また、ZOOM視聴者の方には、スクリーンの映りが悪くて申し訳ありませんでした。
天文学を用いて、遺跡を研究する学問は、世界的には存在していますが、なぜか日本には存在していなかったため、2019年に日本天文考古学会が創立されました。
今回は、2007年に天文文化研究会を開催されている大阪工業大学の松浦清教授をお迎えし、「天文と文化遺産を結ぶ文理融合研究へ」という基調講演を行っていただきました。
天文文化研究会は、我々よりも広い分野を対象としておられますが、天文考古学と類似するテーマも扱っておられますので、今後、協力できればと考えております。
研究発表会では4名の学会員による発表が行われました。
1. 三内丸山遺跡大型掘立柱建物についての一考察 柳原輝明
2. キトラ天文図と記紀神話に秘められた三統説 桜田和之
3. 大湯環状列石の岩石配置図に関する検証 平津豊
4. 金生遺跡における 太陽暦観測の検証 岩波八尋
研究発表会という形は理系の学会で採用されている方法で、仮説をたてて、実験によって得た結果とその考察を発表します。天文考古学の場合、この実験が、現地での観察測定やシュミレーションになります。研究発表会の目的は、質疑応答による意見交換によって、研究者が自分の研究の問題点や方向性を確かめるところにあります。

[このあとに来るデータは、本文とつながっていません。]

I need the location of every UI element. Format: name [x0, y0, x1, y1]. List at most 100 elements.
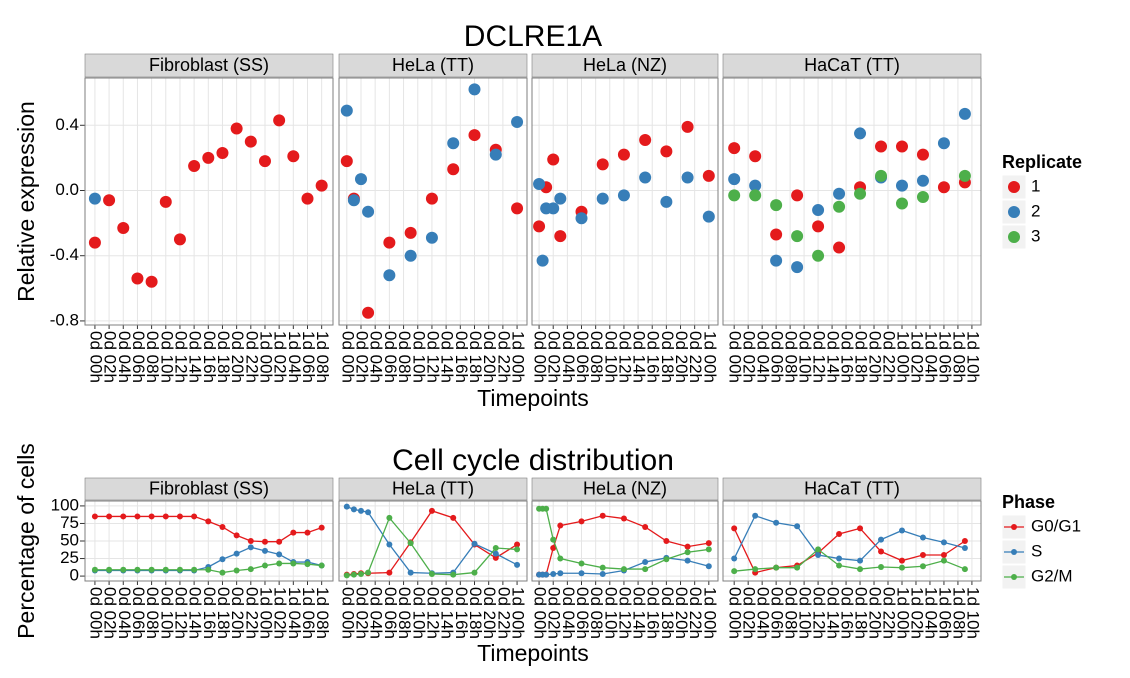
x-tick-label: 0d 20h [480, 331, 499, 383]
x-tick-label: 0d 12h [615, 587, 634, 639]
data-point [578, 570, 585, 577]
x-tick-label: 0d 12h [423, 331, 442, 383]
data-point [642, 566, 649, 573]
y-tick-label: 25 [60, 548, 79, 567]
data-point [468, 83, 481, 96]
data-point [857, 566, 864, 573]
legend-label: 3 [1031, 226, 1040, 245]
data-point [617, 148, 630, 161]
data-point [812, 220, 825, 233]
x-tick-label: 0d 20h [672, 331, 691, 383]
x-tick-label: 0d 14h [186, 331, 205, 383]
chart-title: DCLRE1A [464, 20, 602, 53]
data-point [428, 570, 435, 577]
x-tick-label: 1d 00h [509, 587, 528, 639]
strip-label: HeLa (NZ) [583, 55, 667, 75]
data-point [492, 554, 499, 561]
data-point [276, 551, 283, 558]
data-point [620, 515, 627, 522]
data-point [276, 560, 283, 567]
data-point [176, 513, 183, 520]
data-point [447, 137, 460, 150]
x-tick-label: 0d 08h [395, 331, 414, 383]
x-tick-label: 0d 22h [242, 587, 261, 639]
data-point [543, 505, 550, 512]
x-tick-label: 0d 14h [824, 331, 843, 383]
series-line [733, 514, 966, 562]
data-point [468, 129, 481, 142]
data-point [511, 116, 524, 129]
data-point [878, 548, 885, 555]
data-point [88, 236, 101, 249]
panel-border [531, 77, 719, 326]
x-tick-label: 1d 02h [271, 587, 290, 639]
data-point [173, 233, 186, 246]
x-tick-label: 1d 00h [700, 587, 719, 639]
data-point [660, 145, 673, 158]
chart-title: Cell cycle distribution [392, 444, 674, 477]
data-point [386, 514, 393, 521]
data-point [202, 151, 215, 164]
x-tick-label: 0d 02h [101, 587, 120, 639]
data-point [216, 146, 229, 159]
data-point [958, 107, 971, 120]
data-point [919, 552, 926, 559]
data-point [684, 557, 691, 564]
data-point [489, 148, 502, 161]
x-tick-label: 0d 02h [545, 331, 564, 383]
data-point [357, 507, 364, 514]
x-tick-label: 0d 08h [143, 587, 162, 639]
data-point [895, 179, 908, 192]
data-point [642, 523, 649, 530]
x-tick-label: 0d 04h [754, 331, 773, 383]
legend-label: 2 [1031, 201, 1040, 220]
data-point [681, 171, 694, 184]
x-tick-label: 0d 10h [601, 587, 620, 639]
data-point [492, 550, 499, 557]
data-point [791, 261, 804, 274]
y-tick-label: 0.4 [55, 115, 79, 134]
x-tick-label: 0d 14h [630, 587, 649, 639]
data-point [833, 241, 846, 254]
x-tick-label: 0d 14h [186, 587, 205, 639]
data-point [749, 189, 762, 202]
data-point [854, 187, 867, 200]
data-point [940, 557, 947, 564]
strip [84, 53, 334, 78]
x-tick-label: 1d 00h [700, 331, 719, 383]
panel-border [338, 77, 528, 326]
data-point [599, 570, 606, 577]
data-point [752, 566, 759, 573]
x-tick-label: 0d 14h [824, 587, 843, 639]
data-point [684, 543, 691, 550]
x-tick-label: 0d 14h [630, 331, 649, 383]
data-point [857, 525, 864, 532]
data-point [702, 169, 715, 182]
data-point [543, 571, 550, 578]
data-point [791, 230, 804, 243]
panel-border [84, 500, 334, 582]
x-tick-label: 0d 08h [782, 331, 801, 383]
data-point [362, 205, 375, 218]
data-point [354, 173, 367, 186]
legend-marker [1011, 524, 1017, 530]
data-point [794, 564, 801, 571]
data-point [134, 566, 141, 573]
data-point [365, 569, 372, 576]
data-point [233, 550, 240, 557]
data-point [191, 513, 198, 520]
data-point [511, 202, 524, 215]
x-tick-label: 0d 18h [214, 587, 233, 639]
data-point [261, 547, 268, 554]
data-point [290, 560, 297, 567]
legend-marker [1008, 181, 1020, 193]
data-point [770, 254, 783, 267]
data-point [681, 120, 694, 133]
data-point [176, 566, 183, 573]
data-point [770, 228, 783, 241]
data-point [120, 566, 127, 573]
data-point [705, 563, 712, 570]
data-point [916, 148, 929, 161]
data-point [916, 191, 929, 204]
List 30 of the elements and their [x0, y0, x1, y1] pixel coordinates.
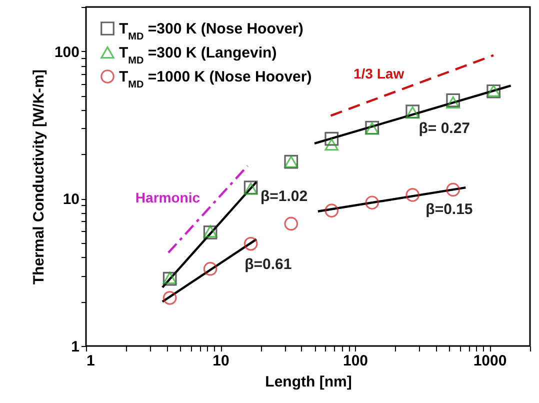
series-label: 1/3 Law [354, 65, 404, 82]
legend-label: T$_{MD}$ =300 K (Langevin) [119, 44, 277, 66]
point [446, 96, 460, 109]
point [365, 196, 380, 210]
x-tick-label: 10 [212, 352, 230, 370]
annotation: β=1.02 [260, 188, 308, 205]
point [162, 291, 177, 305]
point [324, 204, 339, 218]
y-tick-label: 100 [54, 44, 80, 61]
annotation: β=0.61 [244, 256, 292, 273]
legend-label: T$_{MD}$ =300 K (Nose Hoover) [119, 20, 304, 42]
point [324, 132, 339, 146]
x-tick-label: 1 [86, 352, 95, 370]
point [446, 182, 460, 197]
annotation: β= 0.27 [418, 120, 470, 137]
point [203, 262, 218, 276]
point [324, 138, 339, 151]
x-tick-label: 100 [342, 352, 368, 370]
y-tick-label: 1 [71, 338, 80, 356]
legend-label: T$_{MD}$ =1000 K (Nose Hoover) [119, 68, 312, 90]
x-tick-label: 1000 [473, 352, 507, 370]
point [244, 236, 258, 251]
y-axis-title: Thermal Conductivity [W/K-m] [30, 69, 48, 285]
point [284, 216, 298, 231]
y-tick-label: 10 [62, 191, 80, 208]
annotation: β=0.15 [426, 200, 473, 218]
series-label: Harmonic [135, 189, 200, 206]
x-axis-title: Length [nm] [265, 374, 352, 390]
point [446, 93, 460, 108]
point [406, 188, 420, 202]
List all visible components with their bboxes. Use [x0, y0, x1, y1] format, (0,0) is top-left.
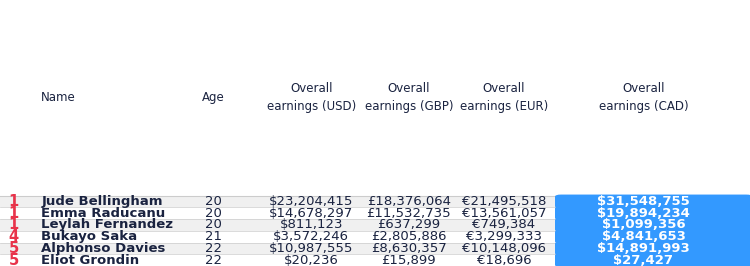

このように、目的が講演会とは異なりますので、一般の参加者の中には戸惑われた方もおられるかもしれません。
活発な指摘や意見交換が行われ、有意義な研究発表になりました。
また、活動報告として、篠澤邦彦氏から「天文考古学を活用した地域活性化への取り組み」と題して、白石の鼻巨石群を観光地にした経緯が報告されました。
記録 事務局
10月9日、前日に大阪で開催された日本天文考古学会の研究発表会に参加された方の中から12名で、明日香村をサイクリングで巡りました。
秋の明日香村を自転車で周るのはとても気持ちが良かったのですが、昼からは雨となってしまいました。
キトラ古墳や亀形石造物や飛鳥寺では桜田和之氏から説明、勧請縄やマラ石や弥勒石では平津豊氏の説明がありました。
また、石舞台では篠澤邦彦氏から天文台説が披露されました。その他に酒船石や亀石でも遺跡を前にして学会員による議論が行われ、大変有意義な見学会となりました。
現地ガイドの人達が私達の説明や議論に真剣に聞き入っておられたのが印象的でした。